Cryonics! Gentilmente offerto dalla Alcor spa:
To understand how this might work, one first must realize that our bodies are not operated by an “on and off” switch, meaning that when you die, you don’t necessarily die instantaneously. This shouldn’t be so hard to accept since we’ve all heard examples of people declared legally dead before miraculous (read: defibrillator-enabled) revival. So the “switch” is more like a dimmer. It takes four to six minutes (perhaps as long as ten minutes or up to almost an hour, depending on what source you believe) for the brain to suffocate from lack of oxygen and stop functioning. Now imagine that a human could be captured in that time after the heart stops and before the brain starts to degrade and that he or she could be suspended in this state indefinitely, like hitting pause on the dying process. Let’s say that, hypothetically, the body (or at least the brain) could be revived from that state (“unpaused”) at a time of more advanced technology, a time when the person could be treated for whatever caused the body to start shutting down in the first place—cancer, for example. And if such technology existed, then (in the case where the head is the only thing preserved), the technology for regrowing the body for the brain (or at the very least, creating a bionic one) should reasonably exist as well.

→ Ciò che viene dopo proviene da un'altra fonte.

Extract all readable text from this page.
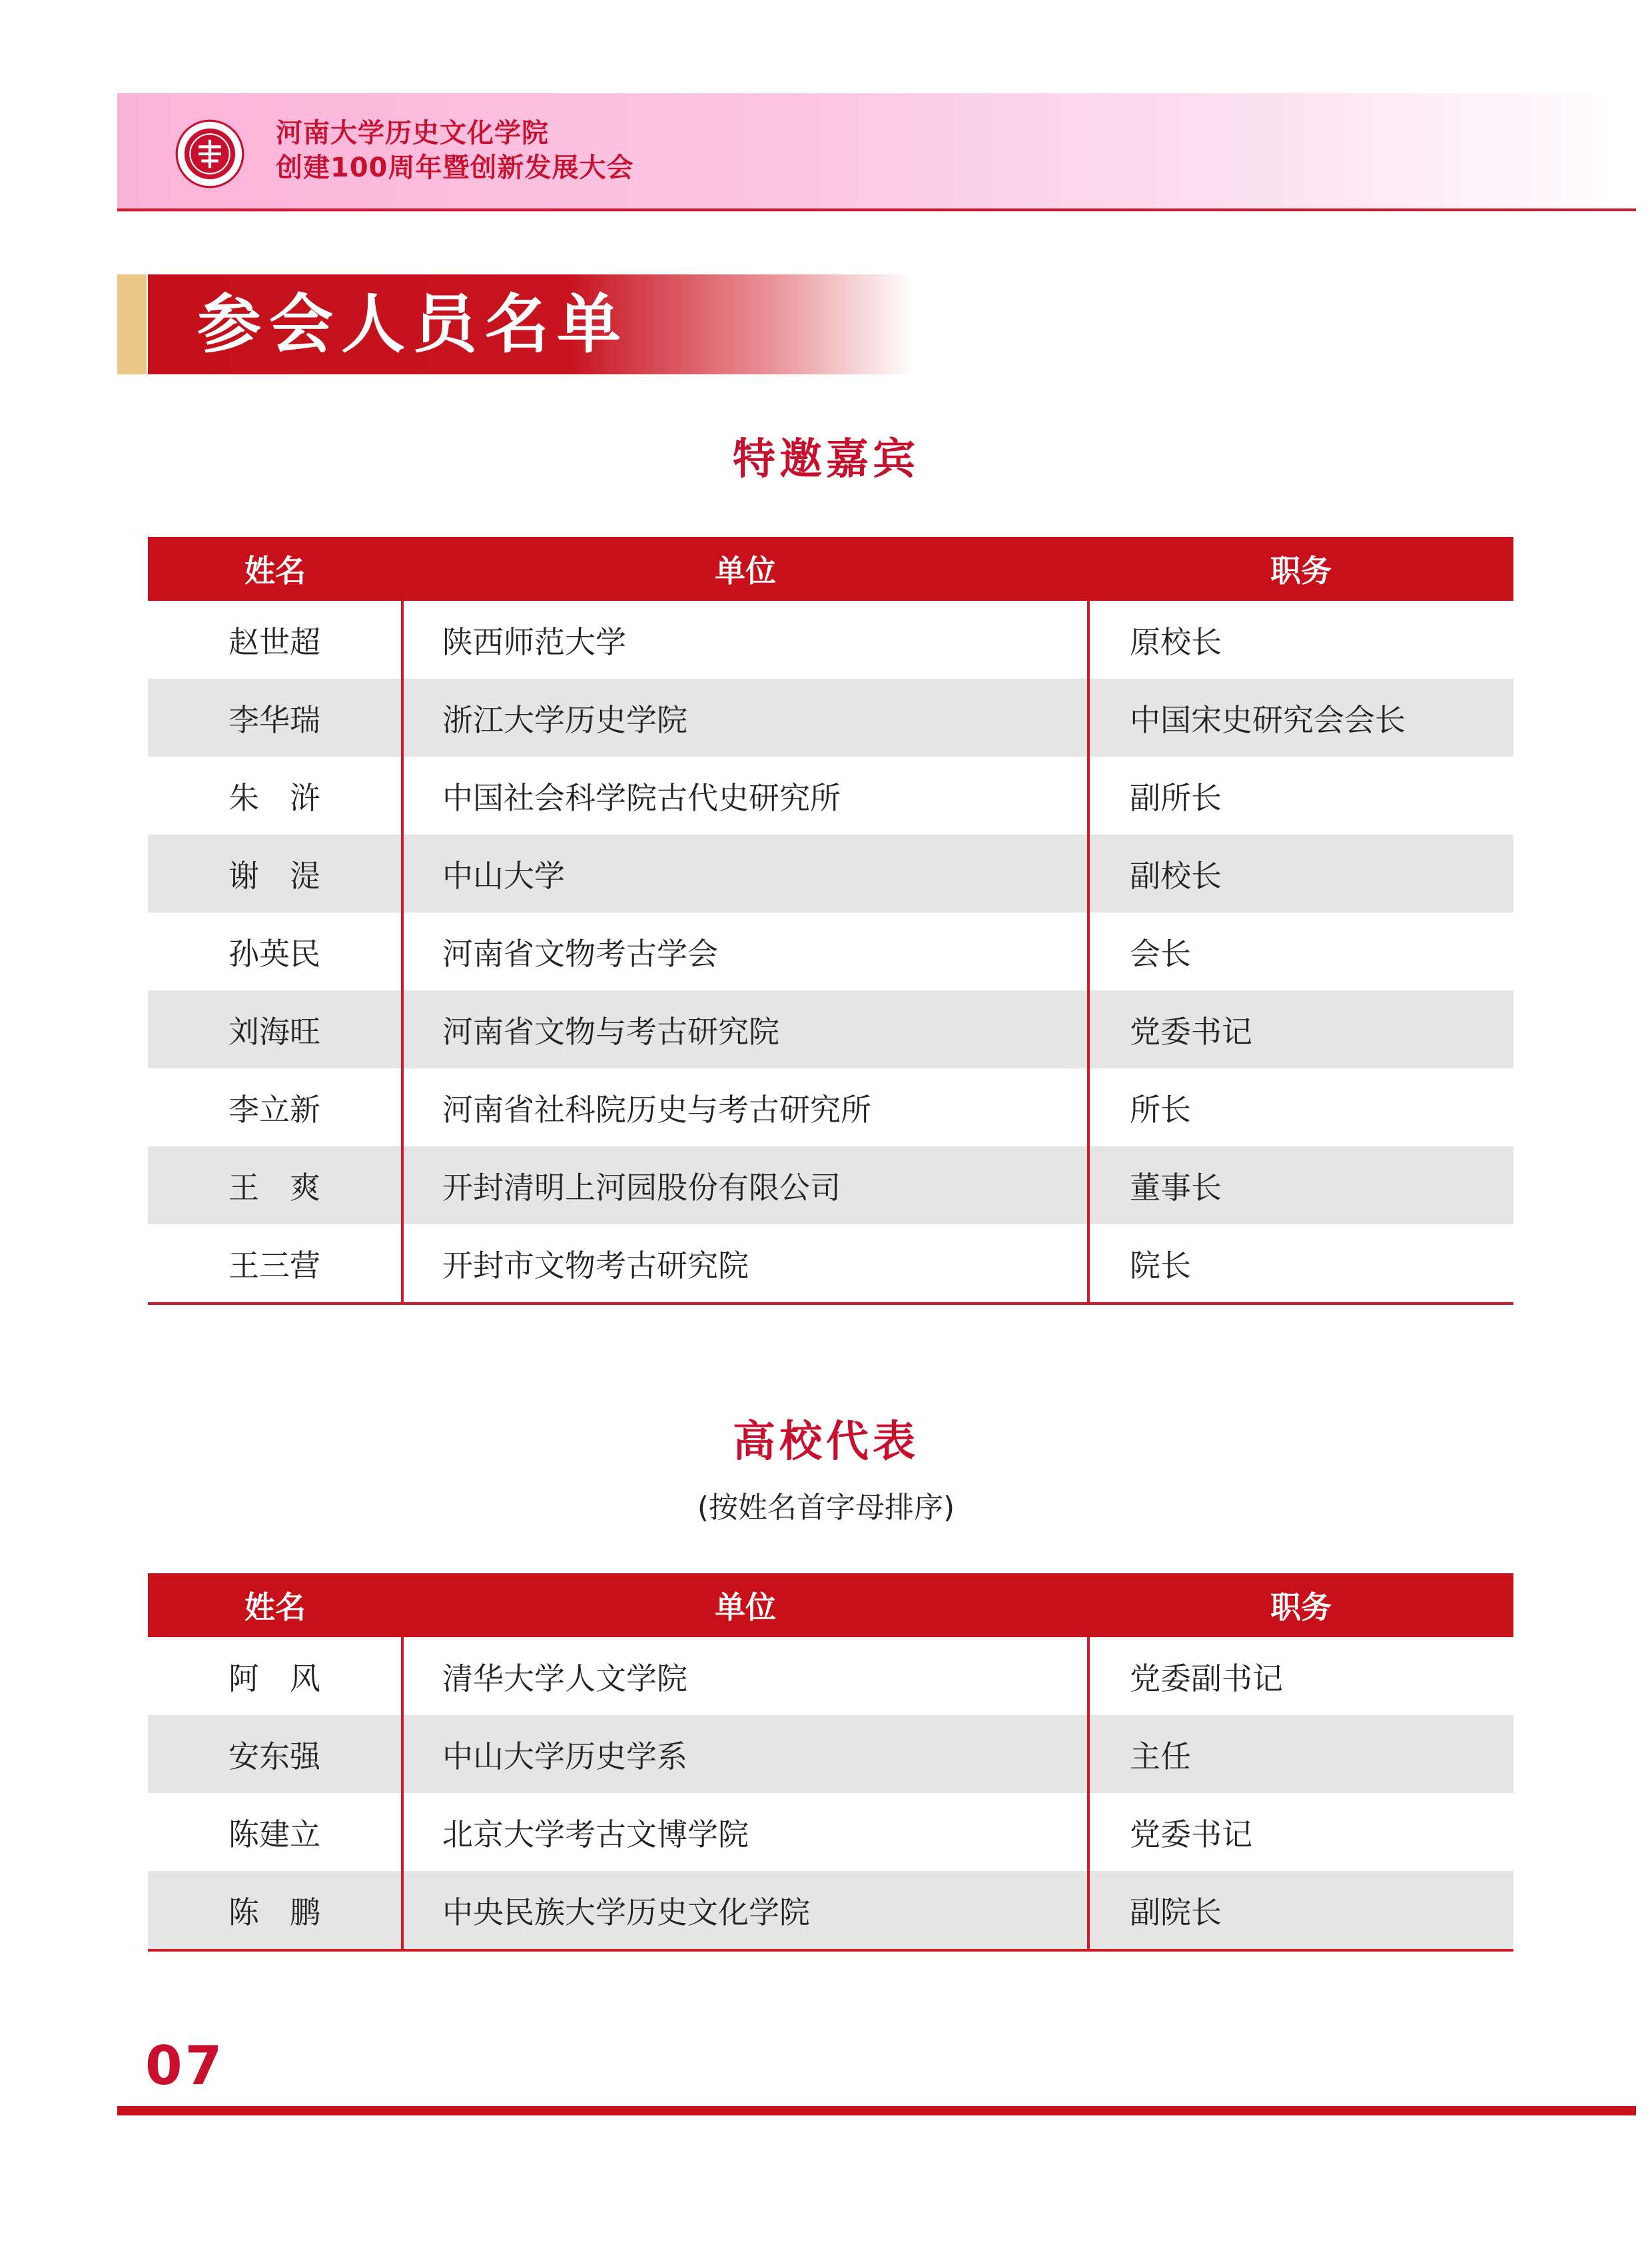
河南大学历史文化学院
创建100周年暨创新发展大会
参会人员名单
特邀嘉宾
姓名	单位	职务
赵世超	陕西师范大学	原校长
李华瑞	浙江大学历史学院	中国宋史研究会会长
朱　浒	中国社会科学院古代史研究所	副所长
谢　湜	中山大学	副校长
孙英民	河南省文物考古学会	会长
刘海旺	河南省文物与考古研究院	党委书记
李立新	河南省社科院历史与考古研究所	所长
王　爽	开封清明上河园股份有限公司	董事长
王三营	开封市文物考古研究院	院长
高校代表
(按姓名首字母排序)
姓名	单位	职务
阿　风	清华大学人文学院	党委副书记
安东强	中山大学历史学系	主任
陈建立	北京大学考古文博学院	党委书记
陈　鹏	中央民族大学历史文化学院	副院长
07
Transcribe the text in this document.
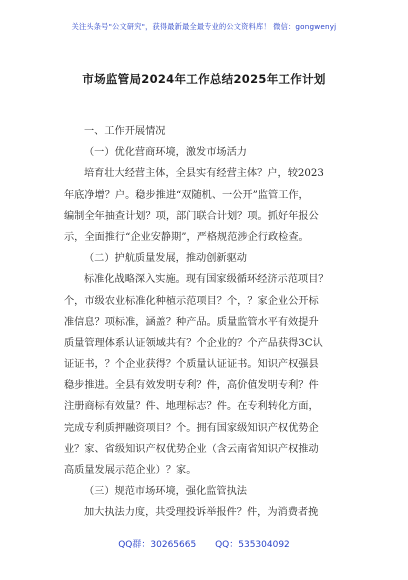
关注头条号"公文研究"，获得最新最全最专业的公文资料库！ 微信：gongwenyj
市场监管局2024年工作总结2025年工作计划
一、工作开展情况
（一）优化营商环境，激发市场活力
培育壮大经营主体，全县实有经营主体？户，较2023
年底净增？户。稳步推进“双随机、一公开”监管工作，
编制全年抽查计划？项，部门联合计划？项。抓好年报公
示，全面推行“企业安静期”，严格规范涉企行政检查。
（二）护航质量发展，推动创新驱动
标准化战略深入实施。现有国家级循环经济示范项目？
个，市级农业标准化种植示范项目？个，？家企业公开标
准信息？项标准，涵盖？种产品。质量监管水平有效提升
质量管理体系认证领域共有？个企业的？个产品获得3C认
证证书，？个企业获得？个质量认证证书。知识产权强县
稳步推进。全县有效发明专利？件，高价值发明专利？件
注册商标有效量？件、地理标志？件。在专利转化方面，
完成专利质押融资项目？个。拥有国家级知识产权优势企
业？家、省级知识产权优势企业（含云南省知识产权推动
高质量发展示范企业）？家。
（三）规范市场环境，强化监管执法
加大执法力度，共受理投诉举报件？件，为消费者挽
QQ群：30265665 QQ：535304092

Insomma: oggi, tra morte cardiaca e morte cerebrale, vi ghiacciano il cervello e, domani, quando esisteranno tecniche idonee, ve lo sgeleranno impiantandolo su un computer.
Due considerazioni:
1. come paradiso non è un granché.
2. perché riservarlo agli atei?
Per quanto riguarda il punto due sono dell’ avviso che anche noi cattolici potremmo fruire di questo paradiso in terra in grado di prolungare indefinitamente la nostra vita.
Forse che un cattolico non riconosce se stesso qualora il suo corpo assuma le forme di un computer?
Eppure nessuno più del cattolico è disposto ad accettare l’ esistenza di strani corpi.
Pensate solo al corpo reale di Adamo ed Eva! Come sarà stato?